Kosten-Logik: Nicht der Preis entscheidet, sondern die Struktur

Der häufigste Denkfehler bei dieser Entscheidung ist der reine Tagessatz-Vergleich. Ein Freelancer-Tagessatz wirkt neben dem anteiligen Tagesgehalt eines Angestellten hoch. Diese Rechnung ignoriert aber, wie die Kosten jeweils entstehen.

Festanstellung: niedrige Rate, hohe Fixkosten

Zum Bruttogehalt kommen Lohnnebenkosten (typischerweise 20 bis 30 Prozent zusätzlich) plus Recruiting-Aufwand, Arbeitsplatz, Weiterbildung und Führungszeit. Vor allem aber laufen die Kosten unabhängig von der Auslastung. Eine KI-Stelle rechnet sich, wenn dauerhaft KI-Arbeit in Vollzeit anfällt. Genau das ist bei der ersten KI-Initiative im Mittelstand selten der Fall. Am Anfang stehen Analyse, ein Pilotprojekt, dann eine Pause für Bewertung und Budgetentscheidung. Ein Angestellter, der in dieser Phase nicht ausgelastet ist, ist die teuerste Variante von allen.

Freelancer: hohe Rate, keine Leerlaufkosten

Beim Freelancer zahlen Sie nur abgerufene Tage. Sozialversicherung, Akquise-Risiko und Weiterbildung sind im Tagessatz eingepreist, was seine Höhe erklärt. Die Kosten skalieren mit dem Bedarf: drei Tage pro Woche im Projekt, null Tage in der Bewertungsphase. Für punktuellen, klar umrissenen oder noch unsicheren Bedarf ist das die ökonomisch ehrlichste Struktur. Teuer wird der Freelancer erst, wenn aus „sechs Monate Projekt“ stillschweigend zwei Jahre Dauerbesetzung werden. Dann hätte sich die Festanstellung längst gerechnet.

Agentur: höchster effektiver Satz, dafür Ergebnisverantwortung

Agenturen kalkulieren Team-Overhead, Projektleitung und Marge ein. Der effektive Satz pro Personentag liegt deshalb über dem eines einzelnen Freelancers. Dafür kaufen Sie etwas anderes: ein Team mit eingespielten Prozessen und, bei sauberem Werkvertrag, die Verantwortung für das Ergebnis.

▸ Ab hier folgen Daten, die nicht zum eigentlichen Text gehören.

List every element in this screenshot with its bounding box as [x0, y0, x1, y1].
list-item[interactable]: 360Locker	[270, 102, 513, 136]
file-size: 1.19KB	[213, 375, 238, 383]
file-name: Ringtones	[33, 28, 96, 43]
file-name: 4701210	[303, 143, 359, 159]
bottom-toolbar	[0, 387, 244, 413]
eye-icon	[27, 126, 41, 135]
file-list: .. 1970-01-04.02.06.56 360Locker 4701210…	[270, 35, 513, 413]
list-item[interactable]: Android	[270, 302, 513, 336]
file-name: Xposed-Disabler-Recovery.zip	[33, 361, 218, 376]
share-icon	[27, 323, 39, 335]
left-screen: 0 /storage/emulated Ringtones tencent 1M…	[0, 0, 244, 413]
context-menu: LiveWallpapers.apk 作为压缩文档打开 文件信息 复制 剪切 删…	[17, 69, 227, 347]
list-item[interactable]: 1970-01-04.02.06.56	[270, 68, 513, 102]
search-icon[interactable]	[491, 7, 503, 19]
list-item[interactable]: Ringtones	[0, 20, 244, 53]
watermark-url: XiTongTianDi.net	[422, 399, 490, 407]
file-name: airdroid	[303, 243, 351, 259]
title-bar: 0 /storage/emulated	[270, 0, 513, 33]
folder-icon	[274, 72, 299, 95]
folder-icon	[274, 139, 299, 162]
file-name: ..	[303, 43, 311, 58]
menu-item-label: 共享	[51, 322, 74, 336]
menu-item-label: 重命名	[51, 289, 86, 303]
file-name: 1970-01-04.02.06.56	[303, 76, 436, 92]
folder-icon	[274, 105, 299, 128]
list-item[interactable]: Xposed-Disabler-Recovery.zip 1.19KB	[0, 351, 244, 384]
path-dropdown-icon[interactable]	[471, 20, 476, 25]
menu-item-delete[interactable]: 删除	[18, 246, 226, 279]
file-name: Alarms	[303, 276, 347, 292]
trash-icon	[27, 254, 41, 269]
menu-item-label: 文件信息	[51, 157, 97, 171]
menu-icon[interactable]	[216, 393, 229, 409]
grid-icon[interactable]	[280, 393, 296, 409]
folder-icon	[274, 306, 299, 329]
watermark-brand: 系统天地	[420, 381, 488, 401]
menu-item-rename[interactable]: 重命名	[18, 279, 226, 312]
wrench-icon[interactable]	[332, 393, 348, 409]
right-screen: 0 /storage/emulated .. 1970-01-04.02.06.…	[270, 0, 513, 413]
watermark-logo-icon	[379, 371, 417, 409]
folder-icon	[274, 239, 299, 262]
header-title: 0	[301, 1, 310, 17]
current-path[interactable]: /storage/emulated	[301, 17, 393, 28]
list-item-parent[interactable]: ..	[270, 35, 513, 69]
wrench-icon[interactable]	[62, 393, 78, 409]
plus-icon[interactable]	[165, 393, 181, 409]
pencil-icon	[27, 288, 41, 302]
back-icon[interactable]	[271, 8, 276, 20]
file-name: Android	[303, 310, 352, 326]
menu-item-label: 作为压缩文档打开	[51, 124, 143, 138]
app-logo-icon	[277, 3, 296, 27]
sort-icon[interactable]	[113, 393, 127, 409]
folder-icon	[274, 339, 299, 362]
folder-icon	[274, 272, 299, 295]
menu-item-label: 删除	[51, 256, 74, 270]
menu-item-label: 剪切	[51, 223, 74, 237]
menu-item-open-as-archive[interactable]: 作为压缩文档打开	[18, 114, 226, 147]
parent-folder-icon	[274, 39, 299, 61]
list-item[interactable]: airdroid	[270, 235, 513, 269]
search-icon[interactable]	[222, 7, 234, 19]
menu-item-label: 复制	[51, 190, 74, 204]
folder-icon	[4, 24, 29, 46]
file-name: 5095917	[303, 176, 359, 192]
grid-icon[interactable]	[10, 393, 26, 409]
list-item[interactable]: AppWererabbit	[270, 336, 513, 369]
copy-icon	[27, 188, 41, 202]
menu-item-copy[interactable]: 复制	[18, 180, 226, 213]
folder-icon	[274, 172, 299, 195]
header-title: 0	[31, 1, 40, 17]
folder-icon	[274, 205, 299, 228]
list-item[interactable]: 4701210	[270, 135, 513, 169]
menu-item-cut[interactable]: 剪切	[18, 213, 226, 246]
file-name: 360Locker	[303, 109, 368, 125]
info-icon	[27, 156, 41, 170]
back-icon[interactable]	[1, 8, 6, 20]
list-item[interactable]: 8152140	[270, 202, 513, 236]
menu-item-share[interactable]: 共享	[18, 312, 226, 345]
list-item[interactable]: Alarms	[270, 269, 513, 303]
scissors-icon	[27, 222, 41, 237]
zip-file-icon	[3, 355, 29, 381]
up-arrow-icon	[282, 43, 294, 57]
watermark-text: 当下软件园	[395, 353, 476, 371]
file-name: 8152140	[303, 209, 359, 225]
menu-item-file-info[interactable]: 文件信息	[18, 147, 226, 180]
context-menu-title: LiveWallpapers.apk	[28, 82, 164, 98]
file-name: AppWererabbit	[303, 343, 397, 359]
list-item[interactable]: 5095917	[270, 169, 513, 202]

Wenn intern niemand das Projekt steuern kann oder will, ist dieser Aufpreis kein Luxus. Er ist der Preis für Entlastung.

Geschwindigkeit: Wie schnell arbeitet jemand tatsächlich an Ihrem Problem?

Hier sind die Unterschiede am größten und am häufigsten unterschätzt.

  • Festanstellung: Der Arbeitsmarkt für erfahrene KI-Fachkräfte ist eng. Vom Ausschreiben über Auswahl und Vertragsverhandlung bis zum ersten Arbeitstag vergehen typischerweise mehrere Monate, Kündigungsfristen der Kandidaten eingerechnet. Für einen Mittelständler ohne bekannte Tech-Marke verlängert sich die Suche oft zusätzlich, weil er mit Konzernen und Start-ups um dieselben Profile konkurriert.
  • Freelancer: Über spezialisierte Vermittlung oder ein bestehendes Netzwerk ist eine geprüfte KI-Fachkraft typischerweise innerhalb von ein bis drei Wochen im Projekt. Das ist der zentrale strukturelle Vorteil dieses Wegs: Erfahrung ist sofort verfügbar, ohne dass Sie sie dauerhaft einkaufen müssen.
  • Agentur: Angebotsphase, Scoping und Vertragswerk brauchen Vorlauf, realistisch einige Wochen. Danach kann eine Agentur allerdings mit mehreren Personen parallel arbeiten und ist damit bei großen, klar definierten Vorhaben in der Umsetzung oft die schnellste Option.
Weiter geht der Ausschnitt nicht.